Damos o “zoom” dentro da saída de “Pagamentos Realizados” para entender melhor o 
processo como um todo. 
 
Realizara definição dos indicadores e metas para os processos-chave de sua descrição de 
negócios é essencial para a implementação da gestão da rotina. 
“Não se gerencia o que não se mede, não se mede o que não se define, não 
se define o que não se entende, não há sucesso no que não se gerencia.” - William 
Edwards Deming 
Essa frase de William Edwards Deming consegue, de maneira sucinta, mostrar a 
importância dos indicadores dentro da gestão da rotina. Dentro deste cenário, temos que 
definir indicadores que nos ajudem a avaliar se as saídas tem qualidade. Geralmente a 
determinação de qualidade é dada pelo cliente daquela saída ou determinada especificação 
técnica. Seguindo o exemplo de contas a pagar, a árvore CTC deste processo crítico é: 
 
 
 
Precisamos lembrar que existem outros tipos de indicadores, até agora só falamos dos 
indicadores de qualidade das saídas (itens de controle); Também temos indicadores da 
entrada (itens de verificação). É impossível termos qualidade na saída sem qualidade na 
entrada, os gestores anteriores devem se esforçar para atender os padrões de qualidade, 
cumprindo as metas dos itens de controle. 
 
Rituais de Gestão 
 
Os rituais são a base da gestão da rotina, eles devem ser implementados pela liderança, de 
forma que ações sejam tomadas para atingir as metas. Eles devem medir a relação do 
desempenho dos indicadores com a meta, focando as pessoas no atingimento das metas 
necessárias. para entender melhor sobre os rituais, recomendamos a leitura do material 
complementar disponível no curso. 
 
 
 
Padronização do trabalho gerencial 
 
Rotina é disciplina. Mesmo sabendo o que devemos fazer, é fácil sair da disciplina. Para 
que essa perda não aconteça, é importante que o gestor da equipe e dos processos tenha 
um checklist claro do que deve fazer no dia a dia. 

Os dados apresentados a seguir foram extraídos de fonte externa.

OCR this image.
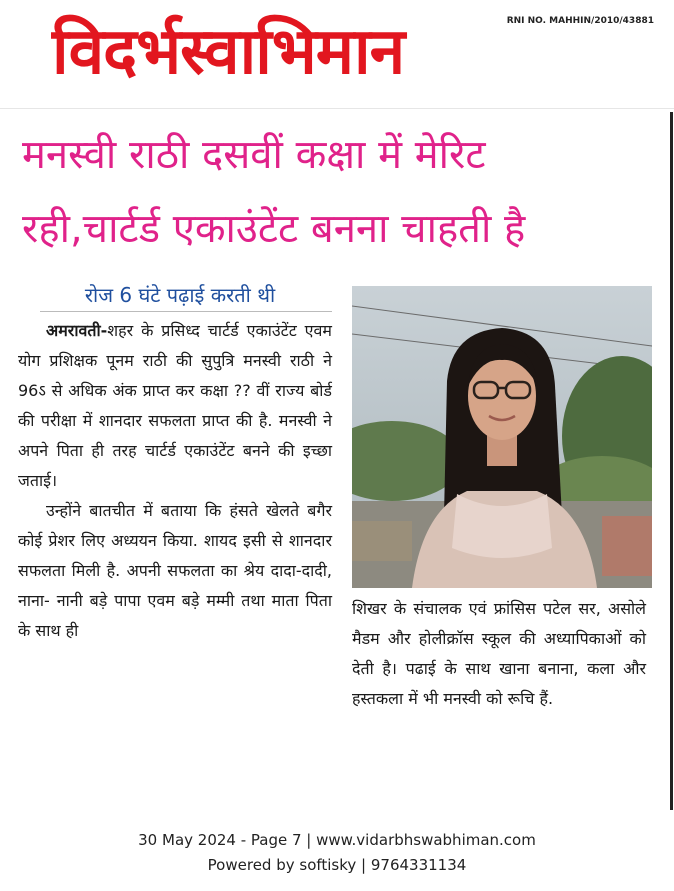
विदर्भस्वाभिमान	RNI NO. MAHHIN/2010/43881
मनस्वी राठी दसवीं कक्षा में मेरिट
रही,चार्टर्ड एकाउंटेंट बनना चाहती है
रोज 6 घंटे पढ़ाई करती थी

अमरावती-शहर के प्रसिध्द चार्टर्ड एकाउंटेंट एवम योग प्रशिक्षक पूनम राठी की सुपुत्रि मनस्वी राठी ने 96ऽ से अधिक अंक प्राप्त कर कक्षा ?? वीं राज्य बोर्ड की परीक्षा में शानदार सफलता प्राप्त की है. मनस्वी ने अपने पिता ही तरह चार्टर्ड एकाउंटेंट बनने की इच्छा जताई।

उन्होंने बातचीत में बताया कि हंसते खेलते बगैर कोई प्रेशर लिए अध्ययन किया. शायद इसी से शानदार सफलता मिली है. अपनी सफलता का श्रेय दादा-दादी, नाना- नानी बड़े पापा एवम बड़े मम्मी तथा माता पिता के साथ ही

शिखर के संचालक एवं फ्रांसिस पटेल सर, असोले मैडम और होलीक्रॉस स्कूल की अध्यापिकाओं को देती है। पढाई के साथ खाना बनाना, कला और हस्तकला में भी मनस्वी को रूचि हैं.
30 May 2024 - Page 7 | www.vidarbhswabhiman.com
Powered by softisky | 9764331134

Esses checklists são frequentemente conhecidos como diários de bordo do gerente, que 
nada mais são do que todas as atividades que um gerente deve fazer no dia. Ele ajuda a 
não deixar nada passar batido ou esquecido. Além disso, o diário de bordo pode ser 
auditado pelos níveis acima, ou até mesmo ser colocado “à vista” para acompanhamento de 
todos. Abaixo um exemplo de diário de bordo. 
 
 
Anomalias 
 
Que são anomalias: São quebras de equipamento, qualquer tipo de manutenção corretiva, 
defeitos em produto, refugos, retrabalhos, insumos fora de especificação, reclamações de 
clientes, vazamentos de qualquer natureza, paradas de produção por qualquer motivo, 
atraso nas compras, erros de previsão (vendas, produção...etc). Em outras palavras são 
todos os eventos que fogem do normal. 
As anomalias não agregam valor para o cliente, gerando apenas custos para a empresa. 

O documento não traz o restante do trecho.